Can’t say I liked the latter half of this story. Did we really need to see Michael given even more angst about his wife like that, and displayed in such a manner? It also doesn’t give a flattering portrayal of a somewhat-obscure-to-the-general-public character for new readers.
There’s also a few other flaws. Karen Starr and the rest of the (small) supporting cast introduced is unseen (save for one page) in this issue. Finally, the issue’s cover sloppily lists on the cover artist credits for the wrong people. Don’t you have editors/proofreaders, DC?

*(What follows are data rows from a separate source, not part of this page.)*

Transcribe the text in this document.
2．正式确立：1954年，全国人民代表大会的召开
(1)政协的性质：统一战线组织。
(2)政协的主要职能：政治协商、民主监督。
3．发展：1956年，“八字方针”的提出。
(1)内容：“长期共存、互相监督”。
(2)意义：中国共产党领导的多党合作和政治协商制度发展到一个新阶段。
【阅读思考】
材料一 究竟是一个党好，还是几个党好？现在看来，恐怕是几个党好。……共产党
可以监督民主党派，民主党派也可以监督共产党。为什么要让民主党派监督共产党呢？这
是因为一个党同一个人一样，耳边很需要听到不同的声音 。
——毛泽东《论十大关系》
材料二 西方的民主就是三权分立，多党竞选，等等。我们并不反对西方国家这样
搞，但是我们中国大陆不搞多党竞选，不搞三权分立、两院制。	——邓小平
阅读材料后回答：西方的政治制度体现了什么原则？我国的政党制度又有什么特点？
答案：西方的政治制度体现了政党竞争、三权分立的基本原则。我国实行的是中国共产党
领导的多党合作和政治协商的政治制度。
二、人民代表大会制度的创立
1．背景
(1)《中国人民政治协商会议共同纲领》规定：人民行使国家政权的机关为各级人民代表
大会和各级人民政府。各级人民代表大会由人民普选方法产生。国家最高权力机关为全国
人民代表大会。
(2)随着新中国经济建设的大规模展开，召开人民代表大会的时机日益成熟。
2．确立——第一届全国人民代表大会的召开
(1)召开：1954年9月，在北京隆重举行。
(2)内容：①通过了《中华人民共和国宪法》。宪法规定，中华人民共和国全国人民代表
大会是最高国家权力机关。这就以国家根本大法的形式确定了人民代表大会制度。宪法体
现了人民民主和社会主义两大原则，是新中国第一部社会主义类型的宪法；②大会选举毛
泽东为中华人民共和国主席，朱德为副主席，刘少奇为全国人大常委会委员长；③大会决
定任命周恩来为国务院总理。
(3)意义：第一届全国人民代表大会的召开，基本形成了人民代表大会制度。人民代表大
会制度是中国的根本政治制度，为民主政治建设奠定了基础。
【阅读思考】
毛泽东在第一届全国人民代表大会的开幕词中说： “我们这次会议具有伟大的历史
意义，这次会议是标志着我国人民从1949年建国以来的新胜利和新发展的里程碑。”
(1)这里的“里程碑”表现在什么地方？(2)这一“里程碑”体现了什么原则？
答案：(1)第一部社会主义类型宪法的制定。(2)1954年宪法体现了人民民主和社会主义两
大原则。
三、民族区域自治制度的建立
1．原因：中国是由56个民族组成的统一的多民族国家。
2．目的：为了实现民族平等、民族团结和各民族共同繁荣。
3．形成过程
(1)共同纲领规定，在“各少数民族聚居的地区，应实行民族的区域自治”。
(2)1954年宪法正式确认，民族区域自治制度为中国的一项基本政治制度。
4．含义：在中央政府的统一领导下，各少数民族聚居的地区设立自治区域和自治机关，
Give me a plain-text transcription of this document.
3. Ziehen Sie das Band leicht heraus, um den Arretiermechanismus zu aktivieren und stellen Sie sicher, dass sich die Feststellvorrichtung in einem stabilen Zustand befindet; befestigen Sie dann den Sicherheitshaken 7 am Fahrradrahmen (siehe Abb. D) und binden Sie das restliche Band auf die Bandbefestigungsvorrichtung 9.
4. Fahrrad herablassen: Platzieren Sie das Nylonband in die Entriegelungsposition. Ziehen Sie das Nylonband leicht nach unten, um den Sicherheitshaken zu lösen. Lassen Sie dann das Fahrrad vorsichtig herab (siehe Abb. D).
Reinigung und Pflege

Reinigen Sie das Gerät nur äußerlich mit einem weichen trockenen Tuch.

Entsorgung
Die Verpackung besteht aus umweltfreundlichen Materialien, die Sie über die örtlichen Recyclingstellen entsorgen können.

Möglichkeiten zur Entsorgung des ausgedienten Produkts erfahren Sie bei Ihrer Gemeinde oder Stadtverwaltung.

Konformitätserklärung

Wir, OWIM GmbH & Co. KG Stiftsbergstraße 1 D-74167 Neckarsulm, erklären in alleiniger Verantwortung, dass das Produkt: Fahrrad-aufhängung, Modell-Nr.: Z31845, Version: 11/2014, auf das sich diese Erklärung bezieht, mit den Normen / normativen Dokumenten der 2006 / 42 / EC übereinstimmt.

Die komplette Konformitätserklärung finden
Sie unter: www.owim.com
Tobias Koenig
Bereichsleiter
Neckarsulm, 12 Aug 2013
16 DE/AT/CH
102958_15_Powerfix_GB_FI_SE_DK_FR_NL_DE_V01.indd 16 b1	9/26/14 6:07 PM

From brief browsing around of other reviews online, others seem unhappy about the direction of this series overall. (That, or they wished DC had kept around a series about the less-interesting-to-me Power Girl, though I assume she’ll be back with the JSA’s revival.) While I was pleased that DC made a series about a super-intelligent African-American superhero, I’m wondering if the writer’s approach here is in the wrong direction. Or perhaps Mister Terrific’s being hampered by DC’s generally negative house style these days? I wonder how Marvel might’ve handled such a series (though don’t recall Mister Fantastic getting his own stand-alone series). Still, I fear this series might be one of the first “DCNU” titles canceled. Hopefully the next issue steers away from this direction…
Anthony Dean is the owner of Diverse Tech Geek and Diverse Media Notes.